Contributor: Gayatri Devraj , Pennsylvania, USA
Region Style: India
1. Mung Bean Sprouts: 3 Cups
2. Red Bell pepper (red capsicum): 2 large capsicum
3. Onion Finely chopped: 1
4. Garlic: 2 cloves
5. Ginger: 1/2 piece
6. Cumin seeds: 1 tsp
7. Mustard seeds: 1 tsp
8. Red chili powder: 1 tsp or as per taste
9. Turmeric: 1/2 tsp
10. Dhania powder: 1 tsp
11. Amchur powder: 1/2 tsp
12. Hing (asafetida): Pinch
13. Oil: 3tsp or as per your taste
14. salt: Per taste
15. sugar: Pinch
16. cilantro leaves for garnishing: 1 strand
Step 1: Rinse and bring fresh water to boil. Add bean sprouts, cook for 15 minutes. Drain and put beans aside.

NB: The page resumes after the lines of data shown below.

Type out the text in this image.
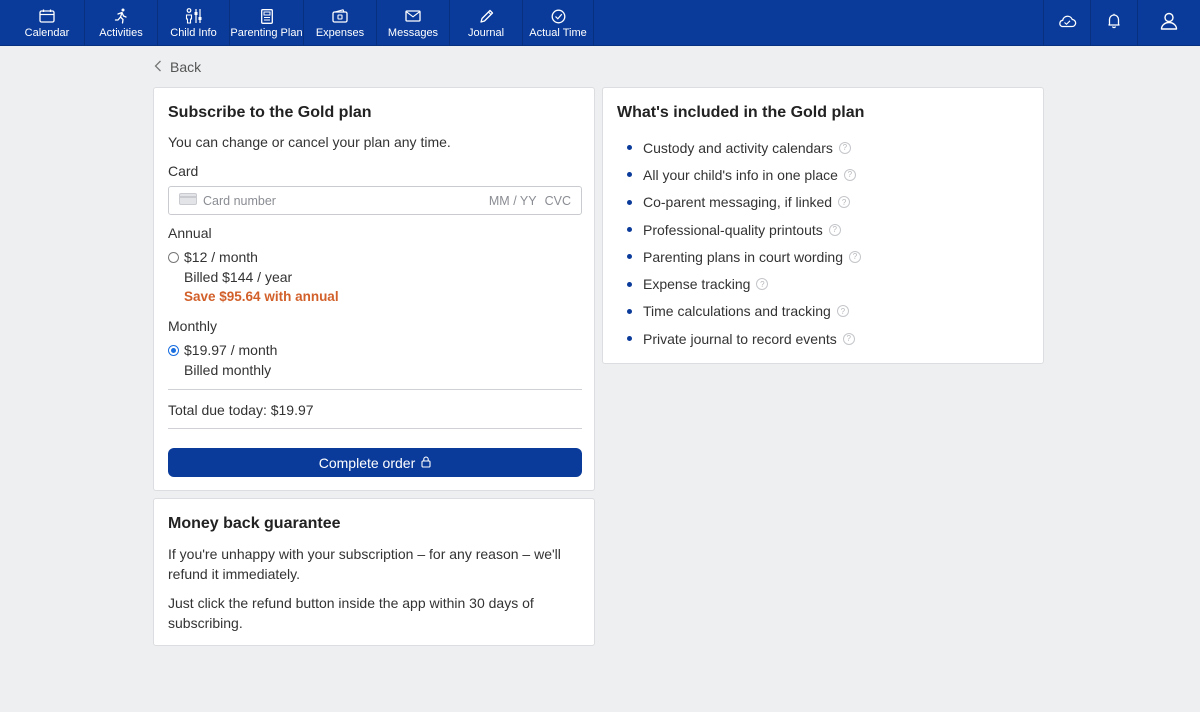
Calendar	Activities	Child Info Parenting Plan Expenses Messages	Journal Actual Time
Back
Subscribe to the Gold plan
You can change or cancel your plan any time.
Card
Card number	MM / YY CVC
Annual
$12 / month
Billed $144 / year
Save $95.64 with annual
Monthly
$19.97 / month
Billed monthly
Total due today: $19.97
Complete order
Money back guarantee

If you're unhappy with your subscription – for any reason – we'll refund it immediately.

Just click the refund button inside the app within 30 days of subscribing.

What's included in the Gold plan
Custody and activity calendars	?
All your child's info in one place	?
Co-parent messaging, if linked	?
Professional-quality printouts	?
Parenting plans in court wording	?
Expense tracking	?
Time calculations and tracking	?
Private journal to record events	?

Step 2: Chop red bell pepper in small pieces
Step 3: Make paste of ginger garlic in blender.
Step 4: Heat a pan with oil ,add mustard, cumin seeds and pinch of hing .
Step 5: Add onions along with ginger garlic paste, fry till golden brown.
Step 6: Add red bell pepper and fry it for just minute. Keep pan covered and cook for 5 to 7 minutes on medium heat. Add turmeric, red chili powder, dhania powder, amchur powder, salt, sugar. Stir it well.
Step 7: Stir in Mung sprouts. Cook another 7 minutes.
Step 8: Remove it from pan serve it in bowl and garnish it with cilantro or mint leaves.
Note: You can use yellow pepper or green bell peppers. Red bell pepper have better flavor.
Sprouting Mung Beans
It will take about two days to sprout Mung beans.
Step 1: Soak 1 cup of Whole Mung beans in 4 cups of water overnight.
Step 2: Drain and rinse in water at room temperature. Cover the the pot containing beans with a cheese cloth. Remember! from now on you will not soak bean in water. Store beans in dark place for six to eight hours.
Step 3: Rinse beans in water at room temperature. You will notice the beans are about ready to sprout. Cover the the pot containing beans with a cheese cloth. Store beans in dark place for six hours. Repeat this process till the bean sprouts are to your liking.
One cup of dried whole Mung Beans will yield about 3 cups of sprouted beans.